Suudiler, Kızıldeniz'de inşa edilmekte olan 500 milyar dolarlık fütüristik şehir gibi dev projeleri finanse etmek için gelir elde etmeye çalışırken, ABD'nin petrol fiyatlarını düşürme baskısına da direndi.
Krallık ayrıca Cristiano Ronaldo ve Karim Benzema gibi futbol yıldızlarını cömert sözleşmelerle yerel kulüplerine çekerek ve golf alanında PGA tour ile ticari bir birleşmeye girerek, spor dünyasında da kendisini küresel bir güce dönüştürmek için çok çalışıyor.
Suudiler, giderek daha fazla büyük güç rekabetiyle tanımlanan bir dünyada kendi ulusal çıkarlarının peşinde olduklarını söylüyorlar.
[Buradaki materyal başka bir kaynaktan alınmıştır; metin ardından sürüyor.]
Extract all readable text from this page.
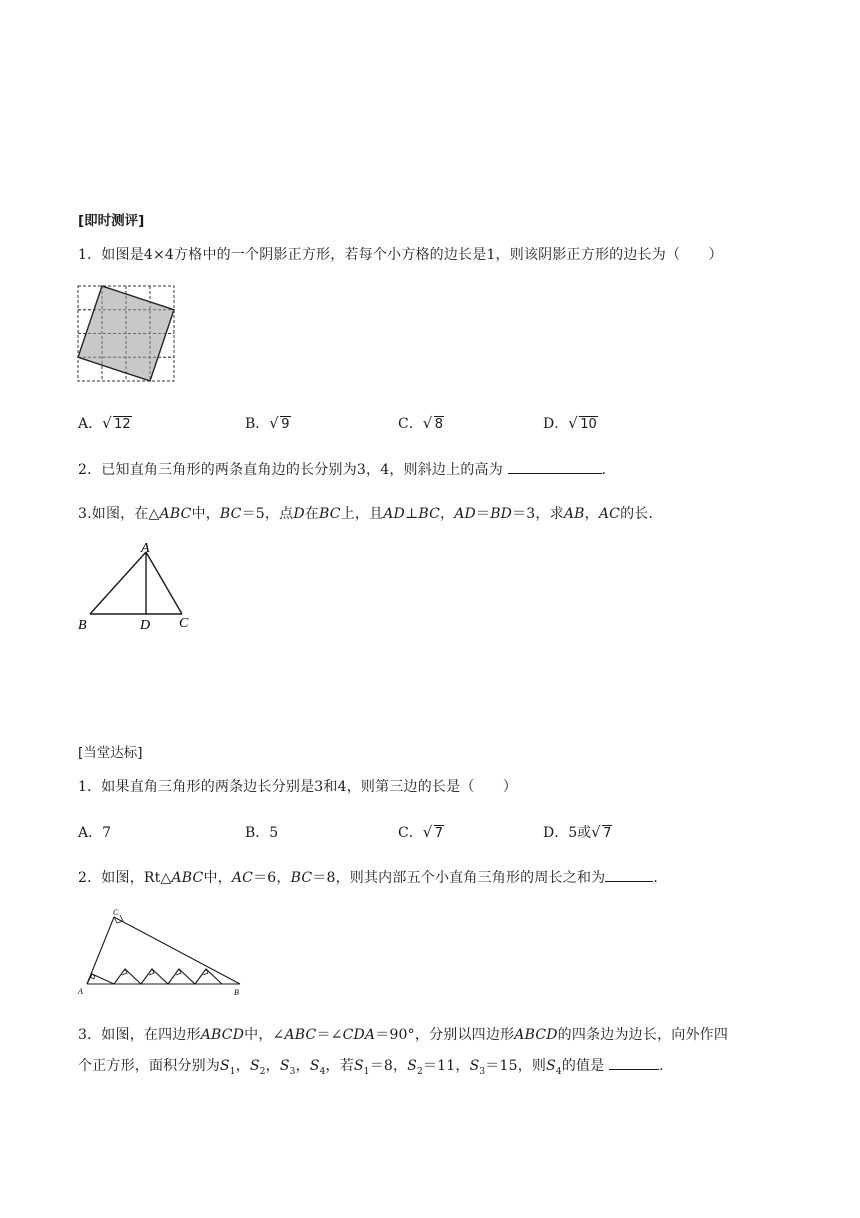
[即时测评]
1．如图是4×4方格中的一个阴影正方形，若每个小方格的边长是1，则该阴影正方形的边长为（　　）
A． √ 12	B． √ 9	C． √ 8	D． √ 10
2．已知直角三角形的两条直角边的长分别为3，4，则斜边上的高为	.
3.如图，在△ABC中，BC＝5，点D在BC上，且AD⊥BC，AD＝BD＝3，求AB，AC的长.
A
B	D C
[当堂达标]
1．如果直角三角形的两条边长分别是3和4，则第三边的长是（　　）
A．7	B．5	C． √ 7	D．5或 √ 7
2．如图，Rt△ABC中，AC＝6，BC＝8，则其内部五个小直角三角形的周长之和为	.
A
C
B
3．如图，在四边形ABCD中，∠ABC＝∠CDA＝90°，分别以四边形ABCD的四条边为边长，向外作四
个正方形，面积分别为$S_1$，$S_2$，$S_3$，$S_4$，若$S_1=8$，$S_2=11$，$S_3=15$，则$S_4$的值是	.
Washington'un düşmanlarıyla ilişkilerini geliştirmenin yanısıra Suudiler, Kanada ile aralarındaki anlaşmazlığı da çözdü ve yakın bir Batı müttefiki olan Ukrayna Cumhurbaşkanı Volodimir Zelenski'yi geçen ay Arap Birliği zirvesinde konuşma yapması için davet etti.
Muhalifler, krallığın bu diplomatik çabalar ve uluslararası spor alanındaki atılımlarla, Washington Post köşe yazarlarından Cemal Kaşıkçı'nın 2018'de İstanbul’da öldürülmesiyle bozulan imajını düzeltmeyi amaçladığını söylüyor.
ABD istihbarat kurumları, Vizyon 2030 girişimine öncülük eden Veliaht Prens Muhammed bin Selman'ın 2018 yılında İstanbul'daki Suudi konsolosluğunda öldürülen gazeteci Cemal Kaşıkçı cinayetine karıştığı sonucuna vardı.
Prens Muhammed Kaşıkçı'nın öldürülmesi emrini verdiğini reddetti ancak daha sonra bunun "kendi gözetimi altında" gerçekleştiğini kabul etti.
Riyad’ı eleştirenler ayrıca, yetkililerin baskıyı arttırdığına, liberal kadın hakları aktivistlerinden aşırı muhafazakar İslamcılar’a kadar herkesi hapse attığı ve hatta ABD'de yaşayan Suudileri hedef aldığına dikkat çekiyor.
ABD Dışişleri Bakanlığı, Blinken'in Suudi ve diğer Arap yetkililerle Yemen'deki savaşın sona erdirilmesi, Sudan'da sık sık ihlal edilen ABD-Suudi ateşkesinin desteklenmesi ve İsrail-Filistin sürtüşmesinin azaltılması dahil geniş kapsamlı görüşmeler yaptığını açıkladı.
Açıklamada, Biden'ın insan haklarıyla ilgili kaygıları da gündeme getirdiği, ancak Suudiler’i herhangi bir mahkumu serbest bırakmaya ya da seyahat yasaklarını kaldırmaya ikna edip etmediğinin net olmadığı belirtildi.